La société étant si nécessaire à l'homme, Dieu lui a aussi donné une constitution, des facultés, des talens qui le rendent très-propre à cet état ; telle est, par exemple, la faculté de la parole qui nous donne le moyen de communiquer nos pensées avec tant de facilité et de promptitude, et qui, hors de la société, ne seroit d'aucun usage. On peut dire la même chose du penchant à l'imitation, et de ce merveilleux mécanisme qui fait que les passions et toutes les impressions de l'ame se communiquent si aisément d'un cerveau à l'autre; il suffit qu'un homme paroisse ému pour nous émouvoir et nous attendrir pour lui: Homo sum, kumani à me nihil alienum puto.

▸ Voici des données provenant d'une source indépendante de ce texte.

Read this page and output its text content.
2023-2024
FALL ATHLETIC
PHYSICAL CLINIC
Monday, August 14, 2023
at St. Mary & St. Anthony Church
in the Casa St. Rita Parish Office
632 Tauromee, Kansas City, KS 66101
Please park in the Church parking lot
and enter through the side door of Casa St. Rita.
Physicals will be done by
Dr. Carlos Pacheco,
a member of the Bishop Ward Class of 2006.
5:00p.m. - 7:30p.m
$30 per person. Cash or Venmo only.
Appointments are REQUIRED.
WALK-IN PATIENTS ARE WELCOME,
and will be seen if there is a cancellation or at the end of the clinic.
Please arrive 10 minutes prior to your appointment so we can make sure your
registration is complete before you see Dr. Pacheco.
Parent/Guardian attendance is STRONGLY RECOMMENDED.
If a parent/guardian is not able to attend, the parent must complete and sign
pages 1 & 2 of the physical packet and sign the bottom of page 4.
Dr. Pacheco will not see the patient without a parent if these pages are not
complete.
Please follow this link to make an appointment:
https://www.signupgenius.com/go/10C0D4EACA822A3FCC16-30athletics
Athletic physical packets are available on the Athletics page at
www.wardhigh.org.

Si quelqu'un nous aborde avec la joie peinte sur le visage, il excite en nous un sentiment de joie; les larmes d'un inconnu nous touchent avant même que nous en sachions la cause; et les cris d'un homme qui ne tient à nous que par l'humanité nous font courir à son secours par un mouvement machinal qui précède toute délibération. Ce n'est pas tout, nous voyons que la nature a voulu partager et distribuer différemment les talens entre

les hommes, en donnant aux uns une aptitude de bien faire certaines choses qui sont comme impossibles à d'autres, tandis que ceux-ci à leur tour ont une industrie qu'elle a refusée aux premiers; ainsi, si les besoins naturels des hommes les font dépendre les uns des autres, la diversité des talens, qui les rend propres à s'aider mutuellement, les lie et les unit. Ce sont là autant d'indices bien manifestes de la destination de l'homme pour la société.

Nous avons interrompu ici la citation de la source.